What has been your biggest defining moment in your career?


You know, that’s a funny thing. I have been on some of the biggest stages in the industry. I currently have the “who’s who” of hairstyling on my speed dial and I have worked for some of the biggest companies, but for me the most important moments in my career have happened behind the chair and have very little to do with technical expertise.


This year I spent over an hour and a half talking to a much older gentleman who is one of my favourite clients. He had just lost his wife; he was deeply saddened and lonely and needed a friend more than anything. As I cut his hair, I watched the confidence flood into this awkward style-deficit kid that was just like I was, who had turned into the high school heartthrob right before his friends eyes. And I cut the hair of a homeless man with @Markbustos on the streets of Chicago and heard a story I will never forget… THOSE ARE REAL BARBERING MOMENTS. The stage and Insta fame are fine, but that’s just not what defines me.

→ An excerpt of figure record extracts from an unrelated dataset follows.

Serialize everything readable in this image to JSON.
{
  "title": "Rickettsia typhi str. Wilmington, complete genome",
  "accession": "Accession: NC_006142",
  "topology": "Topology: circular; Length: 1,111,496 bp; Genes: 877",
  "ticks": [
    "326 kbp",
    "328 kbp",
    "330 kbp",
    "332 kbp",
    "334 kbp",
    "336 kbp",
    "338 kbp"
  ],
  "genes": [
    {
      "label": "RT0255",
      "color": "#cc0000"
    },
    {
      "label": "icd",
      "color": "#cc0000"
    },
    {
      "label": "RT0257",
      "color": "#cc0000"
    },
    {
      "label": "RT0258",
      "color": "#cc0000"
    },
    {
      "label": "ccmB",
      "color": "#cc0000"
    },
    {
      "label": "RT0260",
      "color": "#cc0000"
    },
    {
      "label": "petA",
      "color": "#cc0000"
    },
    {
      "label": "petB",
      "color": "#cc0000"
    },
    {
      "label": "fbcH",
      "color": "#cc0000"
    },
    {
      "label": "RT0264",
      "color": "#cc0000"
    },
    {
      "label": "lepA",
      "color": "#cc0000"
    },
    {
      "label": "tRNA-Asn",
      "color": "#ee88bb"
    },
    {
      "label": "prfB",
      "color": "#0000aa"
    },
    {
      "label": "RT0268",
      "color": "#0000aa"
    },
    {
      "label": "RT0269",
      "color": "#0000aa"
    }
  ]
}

Is there a specific area you often find yourself looking to for inspiration?


History. I love old photos and I find myself constantly looking for the future in a place where it has already been. Nothing comes back exactly the same as it was… but influences are undeniable.



What is the one product/tool that you cant live without?

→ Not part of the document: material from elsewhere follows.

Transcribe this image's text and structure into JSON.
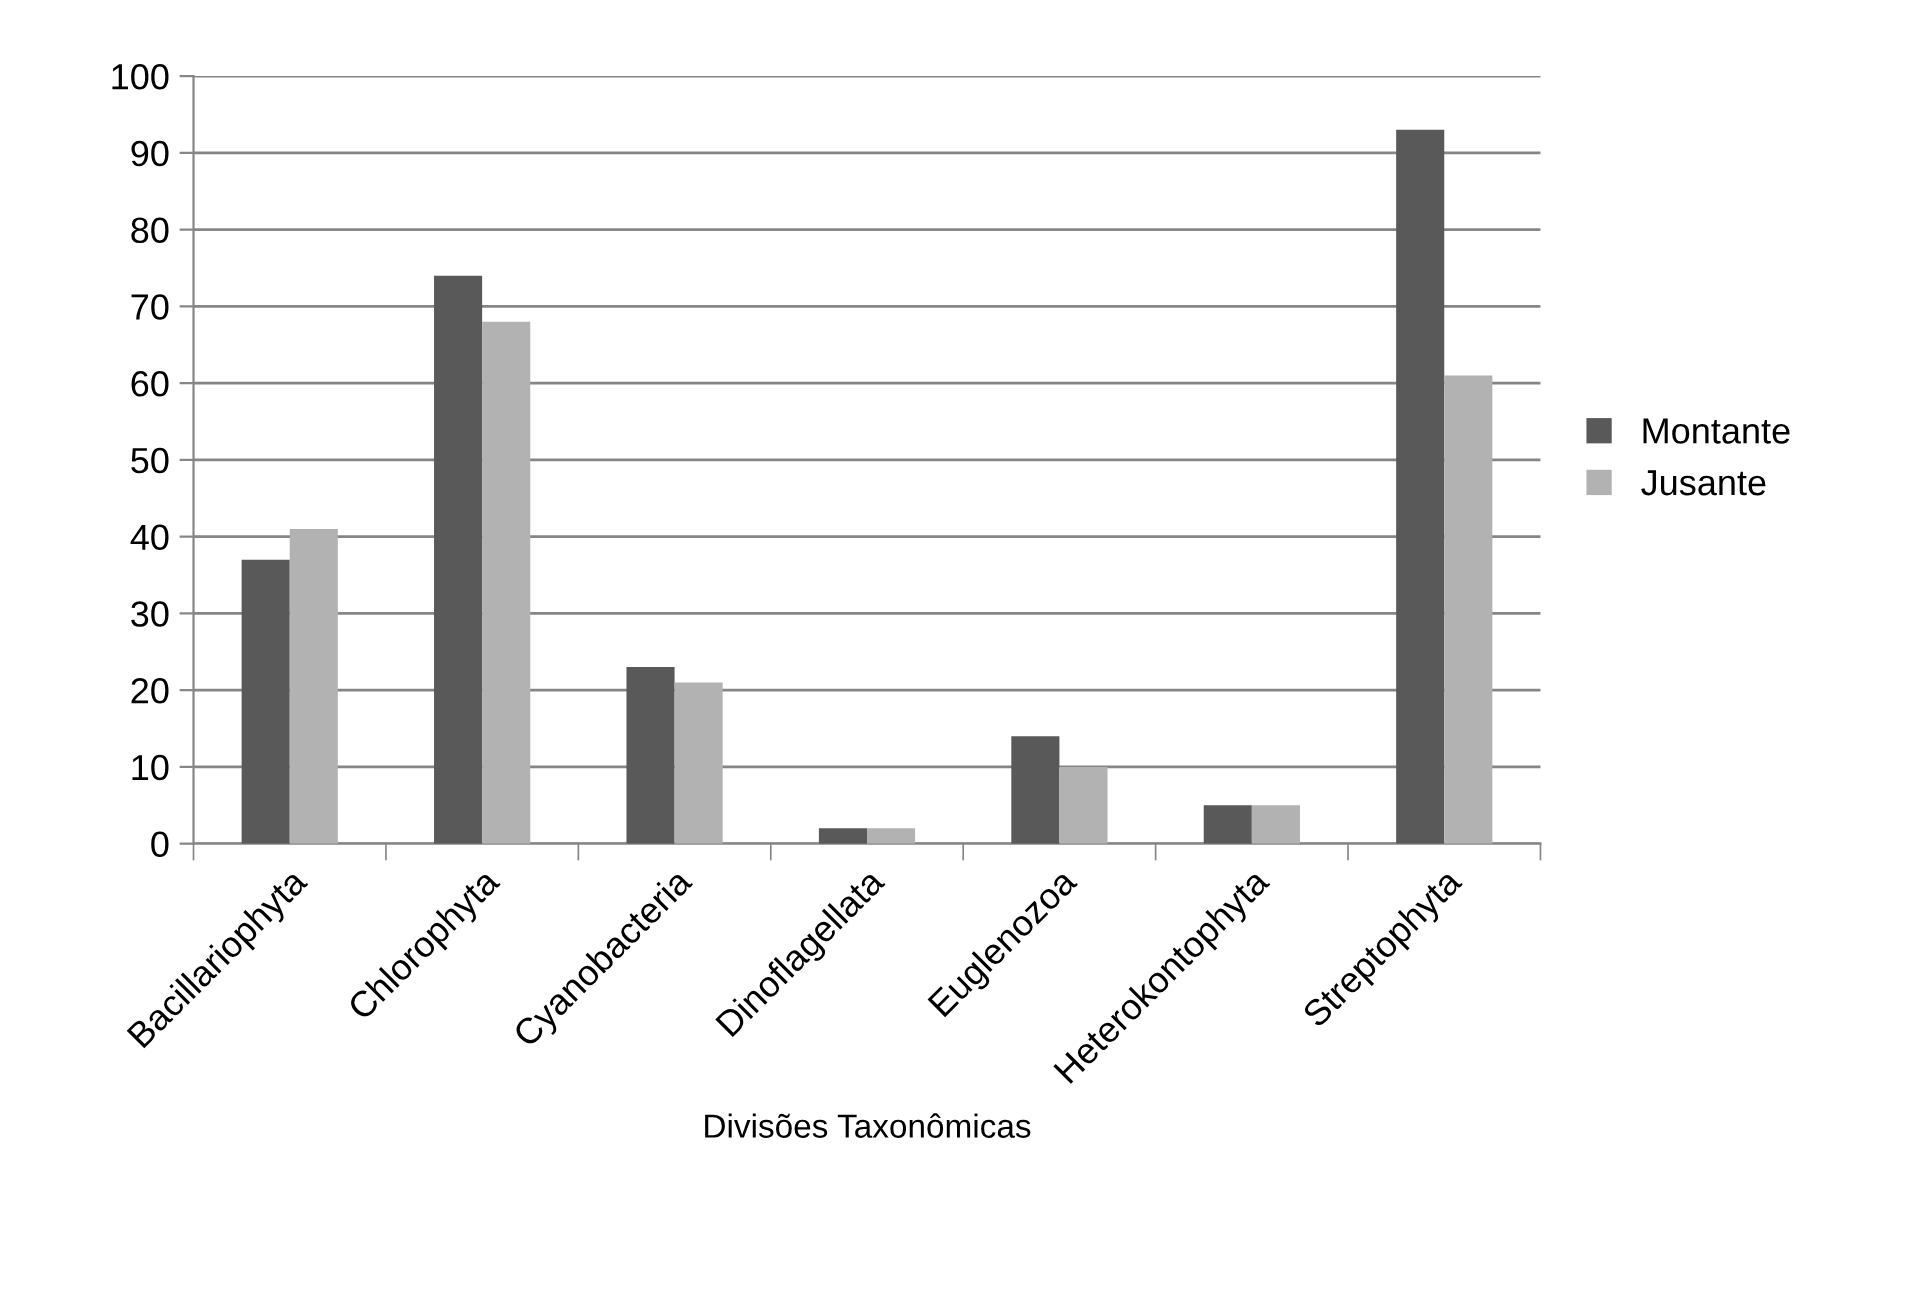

I refuse to let myself have only one. I preach mastery of all your tools. Every tool and product serves a specific purpose and you need to become an expert, not just at knowing what they do but also in how to use them properly. It’s one of the larger problems I see in the industry today.

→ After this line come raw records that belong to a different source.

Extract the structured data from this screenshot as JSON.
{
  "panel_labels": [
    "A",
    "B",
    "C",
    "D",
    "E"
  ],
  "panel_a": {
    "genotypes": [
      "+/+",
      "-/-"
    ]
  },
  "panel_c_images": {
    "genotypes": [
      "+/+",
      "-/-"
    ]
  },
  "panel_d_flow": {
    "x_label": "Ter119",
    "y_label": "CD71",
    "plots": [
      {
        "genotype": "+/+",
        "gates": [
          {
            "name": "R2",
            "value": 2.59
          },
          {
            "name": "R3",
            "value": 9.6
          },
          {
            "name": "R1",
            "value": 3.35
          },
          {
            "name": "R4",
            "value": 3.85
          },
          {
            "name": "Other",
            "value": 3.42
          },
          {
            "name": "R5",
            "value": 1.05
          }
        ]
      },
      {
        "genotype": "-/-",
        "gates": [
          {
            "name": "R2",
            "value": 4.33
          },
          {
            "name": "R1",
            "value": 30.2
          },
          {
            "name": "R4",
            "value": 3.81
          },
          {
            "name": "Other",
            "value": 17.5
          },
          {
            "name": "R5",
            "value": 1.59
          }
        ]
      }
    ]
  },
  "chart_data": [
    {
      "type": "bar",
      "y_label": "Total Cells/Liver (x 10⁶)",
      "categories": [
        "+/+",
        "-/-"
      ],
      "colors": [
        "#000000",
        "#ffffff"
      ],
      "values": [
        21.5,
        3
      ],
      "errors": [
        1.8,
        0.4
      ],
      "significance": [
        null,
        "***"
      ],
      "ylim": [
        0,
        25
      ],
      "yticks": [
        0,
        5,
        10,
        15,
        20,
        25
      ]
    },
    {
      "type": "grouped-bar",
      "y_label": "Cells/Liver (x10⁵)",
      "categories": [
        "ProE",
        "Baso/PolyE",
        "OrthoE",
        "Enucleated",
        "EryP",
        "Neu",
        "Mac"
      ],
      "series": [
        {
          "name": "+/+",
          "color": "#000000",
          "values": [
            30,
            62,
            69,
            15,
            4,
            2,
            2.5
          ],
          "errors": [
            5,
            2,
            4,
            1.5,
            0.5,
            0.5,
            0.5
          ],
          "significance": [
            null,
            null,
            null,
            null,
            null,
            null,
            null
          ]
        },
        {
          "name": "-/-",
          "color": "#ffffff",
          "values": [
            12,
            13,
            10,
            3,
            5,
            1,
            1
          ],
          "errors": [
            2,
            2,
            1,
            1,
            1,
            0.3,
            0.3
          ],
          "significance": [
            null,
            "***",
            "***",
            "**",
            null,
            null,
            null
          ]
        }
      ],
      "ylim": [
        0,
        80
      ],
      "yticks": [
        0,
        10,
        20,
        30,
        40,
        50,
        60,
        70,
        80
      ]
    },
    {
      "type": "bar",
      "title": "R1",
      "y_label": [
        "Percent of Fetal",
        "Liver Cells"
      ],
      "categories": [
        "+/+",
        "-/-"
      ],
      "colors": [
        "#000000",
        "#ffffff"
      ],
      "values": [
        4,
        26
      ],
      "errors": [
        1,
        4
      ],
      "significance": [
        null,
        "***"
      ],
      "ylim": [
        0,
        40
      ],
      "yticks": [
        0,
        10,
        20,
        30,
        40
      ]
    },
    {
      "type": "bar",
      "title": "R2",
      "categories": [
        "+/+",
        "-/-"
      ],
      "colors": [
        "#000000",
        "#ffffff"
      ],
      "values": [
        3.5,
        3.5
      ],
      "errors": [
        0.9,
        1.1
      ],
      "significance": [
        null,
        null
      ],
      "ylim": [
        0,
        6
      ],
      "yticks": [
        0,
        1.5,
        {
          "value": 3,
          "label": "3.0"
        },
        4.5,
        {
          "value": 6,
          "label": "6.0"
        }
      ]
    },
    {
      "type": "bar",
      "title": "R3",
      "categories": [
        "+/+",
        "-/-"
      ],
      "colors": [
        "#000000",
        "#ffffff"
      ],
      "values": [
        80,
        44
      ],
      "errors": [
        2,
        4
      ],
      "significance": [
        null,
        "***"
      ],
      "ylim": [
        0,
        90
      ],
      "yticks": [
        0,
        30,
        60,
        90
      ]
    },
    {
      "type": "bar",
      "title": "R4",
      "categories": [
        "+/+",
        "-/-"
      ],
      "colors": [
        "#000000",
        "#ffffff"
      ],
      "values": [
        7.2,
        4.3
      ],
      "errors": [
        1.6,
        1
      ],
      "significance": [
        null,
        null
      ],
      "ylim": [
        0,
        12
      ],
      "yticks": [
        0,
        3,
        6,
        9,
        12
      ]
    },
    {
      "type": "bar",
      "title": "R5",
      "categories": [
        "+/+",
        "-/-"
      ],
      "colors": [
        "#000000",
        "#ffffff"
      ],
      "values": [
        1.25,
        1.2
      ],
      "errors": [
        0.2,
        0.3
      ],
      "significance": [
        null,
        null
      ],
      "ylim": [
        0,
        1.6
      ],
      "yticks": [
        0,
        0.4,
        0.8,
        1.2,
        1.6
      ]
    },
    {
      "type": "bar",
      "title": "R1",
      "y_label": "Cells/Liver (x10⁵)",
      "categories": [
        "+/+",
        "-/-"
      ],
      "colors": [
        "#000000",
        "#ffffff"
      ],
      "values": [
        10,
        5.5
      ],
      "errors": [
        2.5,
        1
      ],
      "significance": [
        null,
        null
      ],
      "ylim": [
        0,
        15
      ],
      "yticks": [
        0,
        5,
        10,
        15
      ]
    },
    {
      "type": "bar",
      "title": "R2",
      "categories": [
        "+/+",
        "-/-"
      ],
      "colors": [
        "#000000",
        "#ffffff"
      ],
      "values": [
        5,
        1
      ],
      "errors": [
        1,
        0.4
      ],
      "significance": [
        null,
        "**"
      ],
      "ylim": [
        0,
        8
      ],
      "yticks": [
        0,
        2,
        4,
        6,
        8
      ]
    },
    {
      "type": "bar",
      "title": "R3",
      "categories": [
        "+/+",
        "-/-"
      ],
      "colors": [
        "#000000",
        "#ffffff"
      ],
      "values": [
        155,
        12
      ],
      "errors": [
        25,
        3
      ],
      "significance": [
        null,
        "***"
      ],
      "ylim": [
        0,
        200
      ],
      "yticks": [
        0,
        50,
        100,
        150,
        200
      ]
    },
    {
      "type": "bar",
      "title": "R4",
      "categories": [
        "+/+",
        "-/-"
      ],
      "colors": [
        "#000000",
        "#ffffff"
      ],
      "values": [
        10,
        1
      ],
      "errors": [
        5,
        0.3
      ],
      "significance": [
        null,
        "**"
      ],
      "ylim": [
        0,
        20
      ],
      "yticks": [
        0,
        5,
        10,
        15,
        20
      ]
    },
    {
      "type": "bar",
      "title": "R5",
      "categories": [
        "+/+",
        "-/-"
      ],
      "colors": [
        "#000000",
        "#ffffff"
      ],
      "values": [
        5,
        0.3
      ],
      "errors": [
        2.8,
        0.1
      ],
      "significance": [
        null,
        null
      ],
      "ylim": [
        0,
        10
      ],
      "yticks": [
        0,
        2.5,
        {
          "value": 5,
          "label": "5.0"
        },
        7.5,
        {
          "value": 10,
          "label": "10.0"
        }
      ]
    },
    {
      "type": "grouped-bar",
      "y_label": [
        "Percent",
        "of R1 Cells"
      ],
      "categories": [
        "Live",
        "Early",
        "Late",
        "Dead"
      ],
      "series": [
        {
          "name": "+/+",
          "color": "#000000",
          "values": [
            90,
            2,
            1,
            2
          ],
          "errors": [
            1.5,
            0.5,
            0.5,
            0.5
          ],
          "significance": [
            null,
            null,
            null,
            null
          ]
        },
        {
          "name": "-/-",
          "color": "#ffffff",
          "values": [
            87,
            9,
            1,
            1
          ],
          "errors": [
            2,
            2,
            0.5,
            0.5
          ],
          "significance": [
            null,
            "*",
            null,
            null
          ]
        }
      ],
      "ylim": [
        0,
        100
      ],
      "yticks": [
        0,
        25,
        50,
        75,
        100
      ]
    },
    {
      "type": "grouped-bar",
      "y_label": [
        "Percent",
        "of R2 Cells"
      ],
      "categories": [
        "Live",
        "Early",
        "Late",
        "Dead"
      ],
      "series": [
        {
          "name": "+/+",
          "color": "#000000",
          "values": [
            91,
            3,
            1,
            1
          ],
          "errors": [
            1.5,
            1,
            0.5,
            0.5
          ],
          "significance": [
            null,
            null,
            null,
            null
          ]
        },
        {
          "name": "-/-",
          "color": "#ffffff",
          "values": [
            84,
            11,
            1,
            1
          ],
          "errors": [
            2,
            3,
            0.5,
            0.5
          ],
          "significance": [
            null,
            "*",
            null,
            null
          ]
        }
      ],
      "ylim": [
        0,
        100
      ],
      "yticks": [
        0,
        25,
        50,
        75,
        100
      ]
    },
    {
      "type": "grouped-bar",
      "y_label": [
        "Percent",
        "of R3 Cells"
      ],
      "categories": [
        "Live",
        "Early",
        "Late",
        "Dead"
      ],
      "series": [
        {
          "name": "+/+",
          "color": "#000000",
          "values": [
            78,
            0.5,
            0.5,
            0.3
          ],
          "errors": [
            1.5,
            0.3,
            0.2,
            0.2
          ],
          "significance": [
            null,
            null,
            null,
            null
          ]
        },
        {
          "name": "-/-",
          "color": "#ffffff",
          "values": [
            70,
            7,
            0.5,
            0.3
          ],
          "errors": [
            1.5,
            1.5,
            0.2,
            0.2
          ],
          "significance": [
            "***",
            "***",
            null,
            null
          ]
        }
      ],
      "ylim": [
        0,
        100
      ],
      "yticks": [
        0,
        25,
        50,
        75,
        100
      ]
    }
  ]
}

How did you dream up new styles?


I don’t really think I do anything “new”. I put my own spin on classics for the most part. I don’t think there is a lot left undone when It comes to hair to be honest. The most important thing these days is developing a recognizable style. When somebody looks at a picture and can say, “It looks just like one of yours”. That is kind of a nice feeling.





How do you use styling to enhance your cuts?


I think styling is becoming critically important to the success of men’s stylists and barbers these days. It’s typically an area where Barbers are quite weak. For me styling is always an integral part of every hairstyle. It doesn’t matter if the hair is 1 inch long or 1 foot long. The most important part though is teaching my client how to recreate the look THEMSELVES, it is not much good to them if I am the only one who can make their hair look good.



What is the next big thing for Men’s Grooming?


Texture and length. Not necessarily “long” but a little more effortless looking and a bit less wet looking from heavy products. Due to this, there will be a resurgence of natural and matte finishes.



If you had a superpower, what would it be?


If I could pick one, it would be to be able to consume my own body weight in tacos. If I have to pick the one I most likely already have…. Hmmm…...Does workaholic count?






Who were your mentors along the way and how have they shaped your career?


One of the greatest mentors I have had in this industry is Kathy Simon… before I met her I don’t think I knew how to cut hair at all. Her Mekka system is brilliant and is the only way I am able to think about the architecture of hair now.


What hair/color trends can we look forward to this Spring?


Men’s hair color trends are still a bit on the fringe right now but lets face it, that silver grey bleach job is almost everywhere. Come festival season, I think we are gonna see a bit more of it.